RM. Because we want to extend our systems and technologies to our customers and our suppliers, IT is an important part of the strategic planning process. That is where we see synergy with IT, in addition to the investment in our infrastructure.

 

Our senior management team has always held the belief that truly innovative technology can have a great impact on business operations. Of course, IT has to deliver collaboratively with the business. Our CIO is included at the management table during every step of a technology initiative - from initial discussion to post implementation.

 

The management team meets quarterly to update the business strategy. We also have a formal strategy process with our board of directors. We meet with the board's strategic planning committee at least twice a year and then we have an annual meeting with the full board once a year. Because no one is sure of the status of healthcare, we want to stay current with where and how care it is going to be delivered, and how technology is going to impact healthcare.

 

EL. What challenges have you faced because of the economic downturn and the Obama healthcare legislation?

 

RM. It is very difficult to comment on it until the Obama healthcare legislation gets carried out in 2014. The economy has forced our customers and our suppliers to look across their entire organization for efficiencies. That is where we come in. Our value is helping our customers and suppliers to be as efficient as they can be with their supply chain. It goes back to our Bill of Rights. If you look across those things, we have proven that we bring great value, drive efficiencies, and drive cost out for our customers and our suppliers. That has created many opportunities for us.

 

EL. What about growth?

 

RM. Our growth rate has been on target for the past couple of years. There are some acquisitions tied to this. I can only give you a historical viewpoint of it. We have been where we thought we would be for the past two years.
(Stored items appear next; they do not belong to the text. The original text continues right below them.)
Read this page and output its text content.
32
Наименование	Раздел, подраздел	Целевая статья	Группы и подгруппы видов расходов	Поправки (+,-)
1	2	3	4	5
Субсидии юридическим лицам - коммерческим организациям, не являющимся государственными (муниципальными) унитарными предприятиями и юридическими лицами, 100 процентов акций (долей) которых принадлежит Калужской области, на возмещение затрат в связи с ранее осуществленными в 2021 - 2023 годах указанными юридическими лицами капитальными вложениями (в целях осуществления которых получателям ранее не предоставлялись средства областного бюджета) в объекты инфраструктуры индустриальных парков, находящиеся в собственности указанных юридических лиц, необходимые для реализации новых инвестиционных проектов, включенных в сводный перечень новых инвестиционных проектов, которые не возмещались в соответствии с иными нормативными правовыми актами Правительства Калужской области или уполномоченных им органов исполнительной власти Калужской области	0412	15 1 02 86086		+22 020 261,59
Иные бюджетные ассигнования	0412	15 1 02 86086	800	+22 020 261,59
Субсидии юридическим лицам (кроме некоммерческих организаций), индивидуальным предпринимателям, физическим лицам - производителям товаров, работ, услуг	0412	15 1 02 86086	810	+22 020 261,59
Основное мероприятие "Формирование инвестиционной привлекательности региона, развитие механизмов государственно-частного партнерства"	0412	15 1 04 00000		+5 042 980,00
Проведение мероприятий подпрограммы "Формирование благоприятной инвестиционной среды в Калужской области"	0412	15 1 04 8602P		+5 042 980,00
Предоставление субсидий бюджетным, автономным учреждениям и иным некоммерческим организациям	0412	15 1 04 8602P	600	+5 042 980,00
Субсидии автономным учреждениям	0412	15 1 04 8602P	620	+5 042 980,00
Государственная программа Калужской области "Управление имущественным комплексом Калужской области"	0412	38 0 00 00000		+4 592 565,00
This is from a revenue standpoint too.

 

EL. What new technologies are you looking at?

 

RM. Now that we our enterprise systems operate in a Microsoft environment, we will continue to extend our technology to our customers and suppliers via the Web. We are focusing on better user interfaces for all of our users and a better experience using our enterprise systems. We are focusing on business intelligence and effectively presenting our information in support of decision making, for our company, our customers, and our partners. We have had great success replacing our warehouse interfaces with voice recognition technology. We expect to do more of that.

 

EL. How do you work with the CFO and CIO to prioritize technology investments?

 

RM. Again, it comes back to the capital investment review process. Our CFO has laid out some easy-to-use tools for us to present internal rate of return and to show how we are going to monitor the achievements of each project. Our CFO is involved in helping us to put this stuff together, as well as holding us to some tight requirements of approving these capital investments. We meet regularly with the capital investment review committee to demonstrate how we doing against those measurements.